Heat is never a desired quality in consumer electronics. Running your chips at high temperatures reduces their life and when it gets to extremes, kills performance thanks to throttling. Not so when it comes to flash memory, where a lot of heat, applied for milliseconds at a time, can allow a NAND cell to survive 100 million write cycles without breaking a sweat.

For comparison purposes, multi-level cell (MLC) and triple-level cell (TLC) NAND used in most flash drives today last ~5000-10,000 and ~1000 cycles respectively, though different manufacturers, wear-levelling algorithms and usage scenarios make the precise lifespan of an SSD difficult to predict.

So, 100 million cycles is a big deal, if entirely overkill. A report on IEEE Spectrum details the discovery, made by Taiwanese memory manufacturer Macronix. It’s common knowledge that writing to NAND chip slowly erodes the insulation surrounding its transistors. Eventually, it gets to the stage where the chip is rendered incapable of further writes.

However, Macronix found that the chips could be “healed” by applying temperatures in the 800°C range for a few milliseconds via special pulses. These pulses can be delivered by hardware built into the flash drive, but the company had to hit the drawing board a number of times to get the design right.
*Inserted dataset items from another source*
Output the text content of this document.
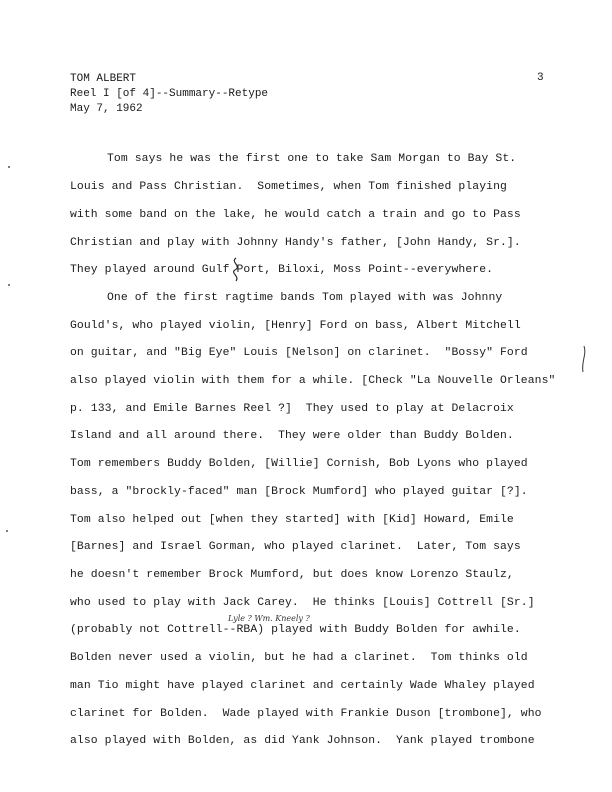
TOM ALBERT
Reel I [of 4]--Summary--Retype
May 7, 1962
3
Tom says he was the first one to take Sam Morgan to Bay St.
Louis and Pass Christian.  Sometimes, when Tom finished playing
with some band on the lake, he would catch a train and go to Pass
Christian and play with Johnny Handy's father, [John Handy, Sr.].
They played around Gulf Port, Biloxi, Moss Point--everywhere.
One of the first ragtime bands Tom played with was Johnny
Gould's, who played violin, [Henry] Ford on bass, Albert Mitchell
on guitar, and "Big Eye" Louis [Nelson] on clarinet.  "Bossy" Ford
also played violin with them for a while. [Check "La Nouvelle Orleans"
p. 133, and Emile Barnes Reel ?]  They used to play at Delacroix
Island and all around there.  They were older than Buddy Bolden.
Tom remembers Buddy Bolden, [Willie] Cornish, Bob Lyons who played
bass, a "brockly-faced" man [Brock Mumford] who played guitar [?].
Tom also helped out [when they started] with [Kid] Howard, Emile
[Barnes] and Israel Gorman, who played clarinet.  Later, Tom says
he doesn't remember Brock Mumford, but does know Lorenzo Staulz,
who used to play with Jack Carey.  He thinks [Louis] Cottrell [Sr.]
(probably not Cottrell--RBA) played with Buddy Bolden for awhile.
Bolden never used a violin, but he had a clarinet.  Tom thinks old
man Tio might have played clarinet and certainly Wade Whaley played
clarinet for Bolden.  Wade played with Frankie Duson [trombone], who
also played with Bolden, as did Yank Johnson.  Yank played trombone
Lyle ? Wm. Kneely ?
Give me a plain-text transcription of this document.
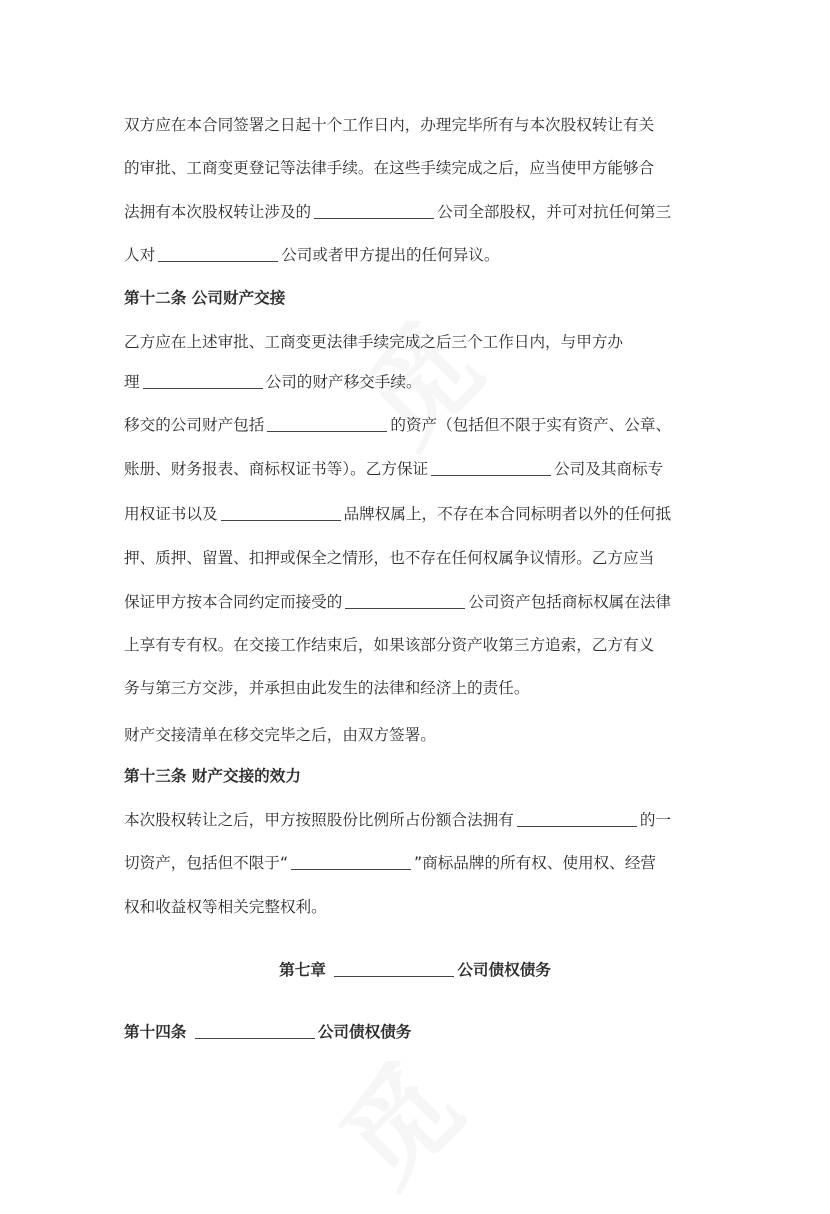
双方应在本合同签署之日起十个工作日内，办理完毕所有与本次股权转让有关
的审批、工商变更登记等法律手续。在这些手续完成之后，应当使甲方能够合
法拥有本次股权转让涉及的	公司全部股权，并可对抗任何第三
人对	公司或者甲方提出的任何异议。
第十二条 公司财产交接
乙方应在上述审批、工商变更法律手续完成之后三个工作日内，与甲方办
理	公司的财产移交手续。
移交的公司财产包括	的资产（包括但不限于实有资产、公章、
账册、财务报表、商标权证书等）。乙方保证	公司及其商标专
用权证书以及	品牌权属上，不存在本合同标明者以外的任何抵
押、质押、留置、扣押或保全之情形，也不存在任何权属争议情形。乙方应当
保证甲方按本合同约定而接受的	公司资产包括商标权属在法律
上享有专有权。在交接工作结束后，如果该部分资产收第三方追索，乙方有义
务与第三方交涉，并承担由此发生的法律和经济上的责任。
财产交接清单在移交完毕之后，由双方签署。
第十三条 财产交接的效力
本次股权转让之后，甲方按照股份比例所占份额合法拥有	的一
切资产，包括但不限于“	”商标品牌的所有权、使用权、经营
权和收益权等相关完整权利。
第七章	公司债权债务
第十四条	公司债权债务
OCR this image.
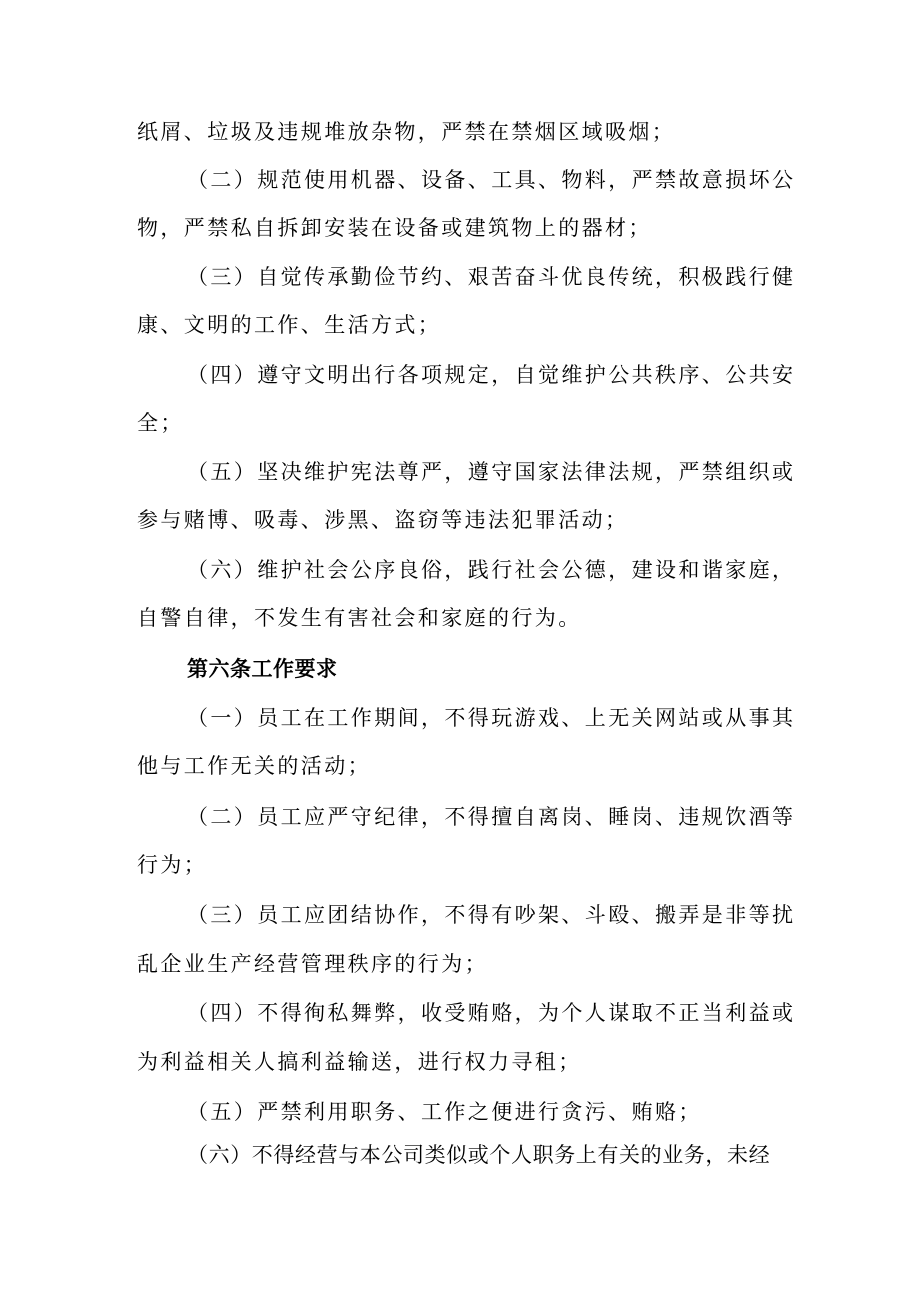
纸屑、垃圾及违规堆放杂物，严禁在禁烟区域吸烟；
（二）规范使用机器、设备、工具、物料，严禁故意损坏公
物，严禁私自拆卸安装在设备或建筑物上的器材；
（三）自觉传承勤俭节约、艰苦奋斗优良传统，积极践行健
康、文明的工作、生活方式；
（四）遵守文明出行各项规定，自觉维护公共秩序、公共安
全；
（五）坚决维护宪法尊严，遵守国家法律法规，严禁组织或
参与赌博、吸毒、涉黑、盗窃等违法犯罪活动；
（六）维护社会公序良俗，践行社会公德，建设和谐家庭，
自警自律，不发生有害社会和家庭的行为。
第六条工作要求
（一）员工在工作期间，不得玩游戏、上无关网站或从事其
他与工作无关的活动；
（二）员工应严守纪律，不得擅自离岗、睡岗、违规饮酒等
行为；
（三）员工应团结协作，不得有吵架、斗殴、搬弄是非等扰
乱企业生产经营管理秩序的行为；
（四）不得徇私舞弊，收受贿赂，为个人谋取不正当利益或
为利益相关人搞利益输送，进行权力寻租；
（五）严禁利用职务、工作之便进行贪污、贿赂；
（六）不得经营与本公司类似或个人职务上有关的业务，未经
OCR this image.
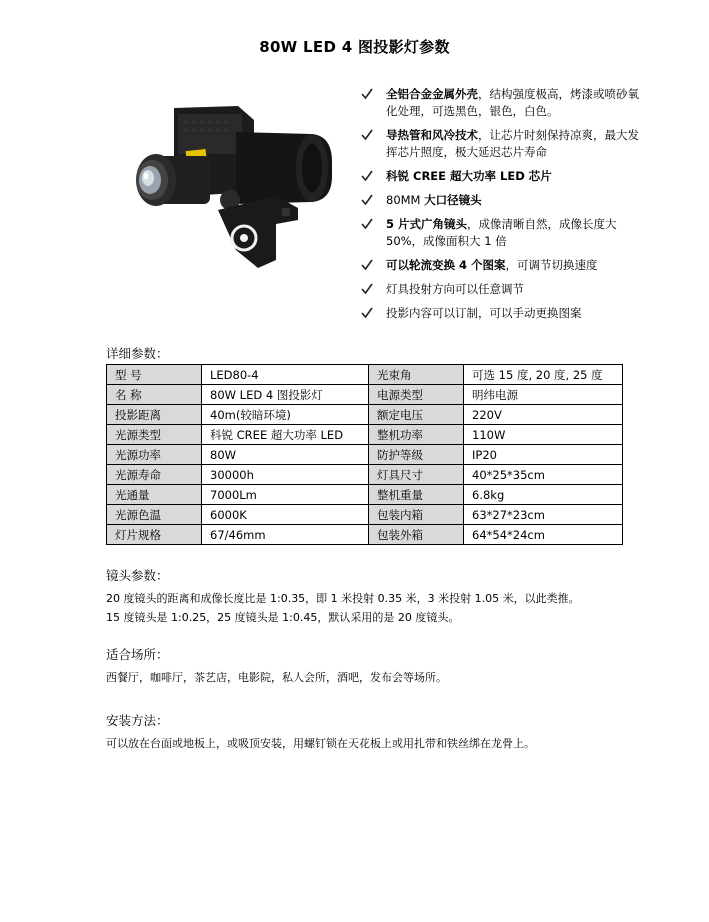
80W LED 4 图投影灯参数
全铝合金金属外壳，结构强度极高，烤漆或喷砂氧化处理，可选黑色，银色，白色。
导热管和风冷技术，让芯片时刻保持凉爽，最大发挥芯片照度，极大延迟芯片寿命
科锐 CREE 超大功率 LED 芯片
80MM 大口径镜头
5 片式广角镜头，成像清晰自然，成像长度大 50%，成像面积大 1 倍
可以轮流变换 4 个图案，可调节切换速度
灯具投射方向可以任意调节
投影内容可以订制，可以手动更换图案
详细参数：
型 号	LED80-4	光束角	可选 15 度, 20 度, 25 度
名 称	80W LED 4 图投影灯	电源类型	明纬电源
投影距离	40m(较暗环境)	额定电压	220V
光源类型	科锐 CREE 超大功率 LED	整机功率	110W
光源功率	80W	防护等级	IP20
光源寿命	30000h	灯具尺寸	40*25*35cm
光通量	7000Lm	整机重量	6.8kg
光源色温	6000K	包装内箱	63*27*23cm
灯片规格	67/46mm	包装外箱	64*54*24cm
镜头参数：
20 度镜头的距离和成像长度比是 1:0.35，即 1 米投射 0.35 米，3 米投射 1.05 米，以此类推。
15 度镜头是 1:0.25，25 度镜头是 1:0.45，默认采用的是 20 度镜头。
适合场所：
西餐厅，咖啡厅，茶艺店，电影院，私人会所，酒吧，发布会等场所。
安装方法：
可以放在台面或地板上，或吸顶安装，用螺钉锁在天花板上或用扎带和铁丝绑在龙骨上。
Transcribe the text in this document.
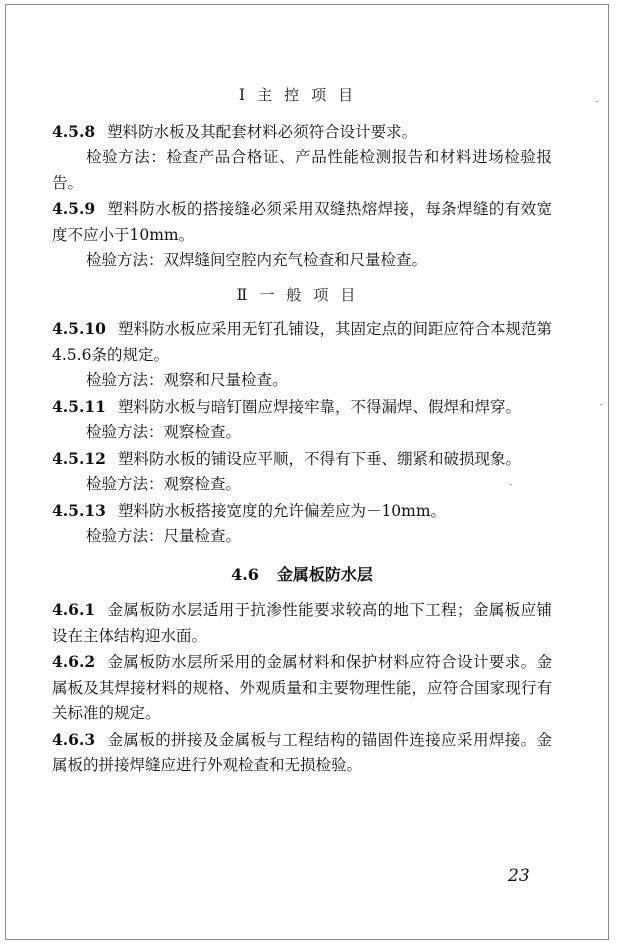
Ⅰ 主控项目

4.5.8 塑料防水板及其配套材料必须符合设计要求。

检验方法：检查产品合格证、产品性能检测报告和材料进场检验报告。

4.5.9 塑料防水板的搭接缝必须采用双缝热熔焊接，每条焊缝的有效宽度不应小于10mm。

检验方法：双焊缝间空腔内充气检查和尺量检查。

Ⅱ 一般项目

4.5.10 塑料防水板应采用无钉孔铺设，其固定点的间距应符合本规范第4.5.6条的规定。

检验方法：观察和尺量检查。

4.5.11 塑料防水板与暗钉圈应焊接牢靠，不得漏焊、假焊和焊穿。

检验方法：观察检查。

4.5.12 塑料防水板的铺设应平顺，不得有下垂、绷紧和破损现象。

检验方法：观察检查。

4.5.13 塑料防水板搭接宽度的允许偏差应为－10mm。

检验方法：尺量检查。

4.6 金属板防水层

4.6.1 金属板防水层适用于抗渗性能要求较高的地下工程；金属板应铺设在主体结构迎水面。

4.6.2 金属板防水层所采用的金属材料和保护材料应符合设计要求。金属板及其焊接材料的规格、外观质量和主要物理性能，应符合国家现行有关标准的规定。

4.6.3 金属板的拼接及金属板与工程结构的锚固件连接应采用焊接。金属板的拼接焊缝应进行外观检查和无损检验。

23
Macronix’s researchers were inspired by phase-change RAM, an alternative to NAND. As the IEEE Spectrum article describes, PCRAM stores information by heating gates made of “chalcogenide” glass. The heat changes the physical state of the glass, allowing it be marked as written to or empty.

100 million cycles might enormously exceed the needs of nearly everyone, but it does bring SSDs a significant step closer to superseding venerable magnetic media.